Since the fibrous dysplasia of McCune-Albright is due to autonomous activation downstream of the PTH receptor, circulating PTH and calcium levels should be normal. Other clinical endocrine disturbances should be investigated just as if they were the primary presenting symptom (e.g., TSH and T4 for symptoms of hyperthyroidism, ACTH and free urine cortisol for Cushing’s). In each case, low or normal levels of the stimulating hormone (TSH, ACTH, LH, etc.) in the presence of elevated downstream mediators (T4, cortisol, testosterone) or appropriate signs and symptoms are consistent with a diagnosis of McCune-Albright. Cafe au lait spots are due to activation of the melanocyte-stimulating hormone (MSH) receptor, and no further testing is needed.(Table 1)

Table I.
Stimulating hormone (e.g., FSH, TSH, PTH, ACTH, GHRH) Effector hormone (e.g., estradiol, testosterone, free T4, free urine cortisol) Downstream syndrome (e.g., fibrous dysplasia, Cushing’s, precocious puberty)
No elevation that would explain clinical phenotype Elevated Presence of clinical syndrome

Are There Any Factors That Might Affect the Lab Results? In particular, does your patient take any medications – OTC drugs or Herbals – that might affect the lab results?

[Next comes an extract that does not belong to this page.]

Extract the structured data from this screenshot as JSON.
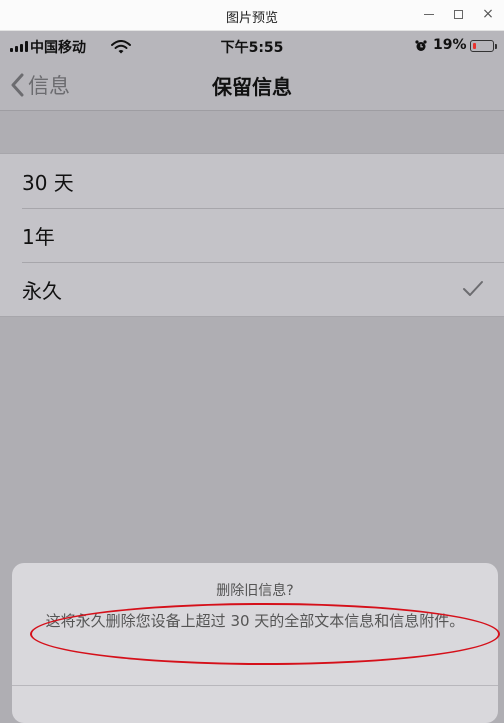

Immunoassays for testosterone are unreliable in low ranges and, therefore, are not appropriate for measuring children or women. In such cases, testosterone should be measured by LC-MS/MS.

Free T4 may be affected by heparin, free fatty acids, and phenytoin.

Plasma TSH may be increased by St. John’s Wort.

Plasma PTH may be transiently decreased by alcohol consumption.

Urine cortisol may be lowered by kidney disease and increased by pregnancy.

If a patient is taking glucocorticoids, this may cross-react with some cortisol immunoassays, while suppressing ACTH. This would give a false picture of peripheral activation (low ACTH, high cortisol), which could be misinterpreted as being consistent with McCune-Albright.

All immunoassays may have falsely elevated values because of endogenous interfering antibodies.

What Lab Results Are Absolutely Confirmatory?

McCune-Albright syndrome is diagnosed on the presence of the clinical triad of fibrous dysplasia, cafe au lait spots, and autonomous endocrine disorders. Although the gold standard would be demonstrating an activating mutation in the GNAS gene, there is no current clinical rationale for doing so. Thus, laboratory diagnosis is best accomplished by demonstrating peripheral, autonomous endocrine function as previously described.

What Tests Should I Request to Confirm My Clinical Dx? In addition, what follow-up tests might be useful?

Markers of bone turnover, including bone alkaline phosphatase and N-telopeptide, may also be elevated as a reflection of ongoing fibrous dysplasia.

Note that, because it is not clear when during development any patient may have acquired the activating mutation in the GNAS gene, it is not possible to precisely predict how the mosaic expression will manifest in symptoms of McCune-Albright. For example, a given patient may have one, two, or more endocrine disorders. Female precocious puberty is the most common manifestation; however, the presence of fibrous dysplasia and cafe au lait spots is consistent with a diagnosis of McCune-Albright, even in the absence of overt endocrine disorders.

Are There Any Factors That Might Affect the Lab Results? In particular, does your patient take any medications – OTC drugs or Herbals – that might affect the lab results?

Very high levels of liver alkaline phosphatase may show some cross-reactivity with bone alkaline phosphatase values.